The Paipera Tapu has a lot to say about hipi. As far back as Abraham we read they had flocks of hipi and goats. Jacob, Joseph’s brothers, Moses and David were all hepara.

Many times the Paipera Tapu refers to people as hipi – hipi that have gone astray, are lost, helpless, and are without a hepara.

King David was a hepara when he was a tama. He knew his hipi intimately. He watched over them and with help from Ihowā, he killed a bear and a lion that had tried to attack them.

In his famous song, Ngā Waiata 23, David recognised he was like a hipi and Ihowā was his hepara pai.

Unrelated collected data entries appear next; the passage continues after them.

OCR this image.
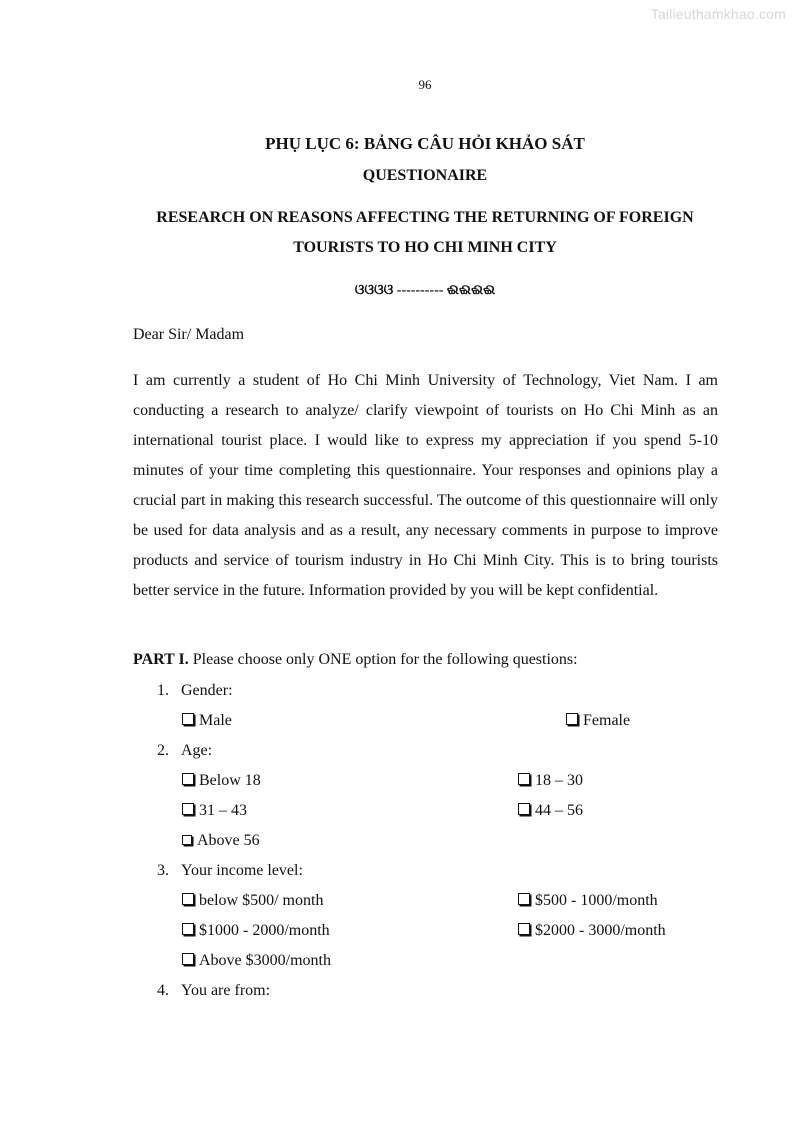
Tailieuthamkhao.com
96
PHỤ LỤC 6: BẢNG CÂU HỎI KHẢO SÁT
QUESTIONAIRE
RESEARCH ON REASONS AFFECTING THE RETURNING OF FOREIGN
TOURISTS TO HO CHI MINH CITY
ଓଓଓଓ ---------- ଈଈଈଈ
Dear Sir/ Madam

I am currently a student of Ho Chi Minh University of Technology, Viet Nam. I am conducting a research to analyze/ clarify viewpoint of tourists on Ho Chi Minh as an international tourist place. I would like to express my appreciation if you spend 5-10 minutes of your time completing this questionnaire. Your responses and opinions play a crucial part in making this research successful. The outcome of this questionnaire will only be used for data analysis and as a result, any necessary comments in purpose to improve products and service of tourism industry in Ho Chi Minh City. This is to bring tourists better service in the future. Information provided by you will be kept confidential.

PART I. Please choose only ONE option for the following questions:
1. Gender:
Male	Female
2. Age:
Below 18	18 – 30
31 – 43	44 – 56
Above 56
3. Your income level:
below $500/ month	$500 - 1000/month
$1000 - 2000/month	$2000 - 3000/month
Above $3000/month
4. You are from:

Ko Ihowā tōku hēpara; e kore ahau e hapa. Ko ia hei mea kai takoto ahau ki ngā wāhi tarutaru hou: e ārahi ana ia i ahau ki te taha o ngā wai āta rere.” Ngā Waiata 23:1-2

Just as David knew each one of the hipi in his care, he also knew Ihowā was always with him. He had learned to trust Ihowā to provide his daily needs, lead him along paths that were straight, walk with him through paths that were threatening or difficult, protect him and correct him when he needed it. He acknowleged the goodness of Ihowā towards him and had faith that when his time had come, Ihowā would have a home for him in heaven.

Ngā Waiata 23 has been a great comfort and strength to believers through the ages.

Ihu Karaiti used illustrations about hipi and hepara pai to teach the people about the aroha Ihowā has for them. He spoke of the hepara who went searching for a lost hipi in order to show that Ihowā cares for each and every one of us and wants us to be safe as part of His flock - safe from the ravages and consequences of sin in our lives.

Ihu Karaiti described Himself as Te Hepara Pai who was willing to die in order to save His hipi. Ihu Karaiti came not only for those “trouble makers” which we all have in our whānau, but for each one of us. He knows us by name. He doesn’t want anyone to perish.

If we admit that we need Him to rescue us because there is nothing we can do to save ourselves, and if we trust Him to be our hepara, to follow Him each day, then we can know we belong to Him and He will never leave us.